The contract cannot therefore be read in isolation or independently of the main contract or in contradiction with the main contract. In simple terms, the Maxim-Accessorium non ducit sed sed sequitur suum principal (an accessory does not draw, but follows its principle) finds its importance not only in the context of terms within a single agreement, but equally dynamically in the harmonization of separate but integrated main chords and accessories. Since the creation of the United Nations, the number of treaties and the themes they have addressed has increased considerably. It is increasingly common for the same issues to be addressed in complementary global, regional and bilateral treaties. Many of these treaties contain provisions for resolving disputes relating to the interpretation or application of the treaty itself. Only some of these provisions establish mandatory jurisdiction. These circumstances indicate an increasing likelihood of a dispute between states on the basis of the physical provisions of two complementary contracts with dispute resolution clauses, only one of which provides for mediation or a binding decision in general or in connection with that dispute. 70 Article 116, point a), of the LOS Convention states in particular: “All States have the right to fish their nationals on the high seas, subject to: (a) their contractual obligations”. See also Infra Note 125.
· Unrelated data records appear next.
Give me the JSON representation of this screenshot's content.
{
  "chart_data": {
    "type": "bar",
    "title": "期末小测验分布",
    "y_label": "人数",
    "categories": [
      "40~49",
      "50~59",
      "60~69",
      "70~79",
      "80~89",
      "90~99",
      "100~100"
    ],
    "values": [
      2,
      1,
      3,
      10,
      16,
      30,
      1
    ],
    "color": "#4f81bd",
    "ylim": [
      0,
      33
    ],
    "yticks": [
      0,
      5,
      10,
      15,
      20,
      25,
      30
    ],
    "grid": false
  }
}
“It seems likely that an empirical examination would show that the first of these two characteristics is divided by a whole series of agreements, that the latter does not necessarily follow agreements that mention an arbitration procedure, but which have the first characteristic, and that the third is unusual (particularly in an article that begins with the repetition of the fundamental commitment of Article 33 of the United Nations Charter). In this context, the emphasis on the second feature, and in particular the third, in Part 57 of the arbitration award (see below) could be taken into account. Each jurisdiction before which a dispute has been filed under this party applies the relevant provisions of the LOS Convention, that agreement and any relevant sub-regional, regional or global fisheries agreement, as well as generally accepted standards for the conservation and management of marine biological resources and other rules of international law incompatible with the agreement. This assumption may have other consequences in communal law. The absence or exclusion of compulsory jurisdiction is generally not considered relevant to the intention of States to enter into a legally binding international law agreement. However, a municipal court, which is faced with a comprehensive action agreement applicable to all the provisions of a private agreement that includes the Confederation, could conclude that the express exclusion of any judicial, arbitrary or equivalent recourse for infringement is inconsistent with the intention to create a legally binding private law contract. As a result, it may nullify or unenforce the entire agreement.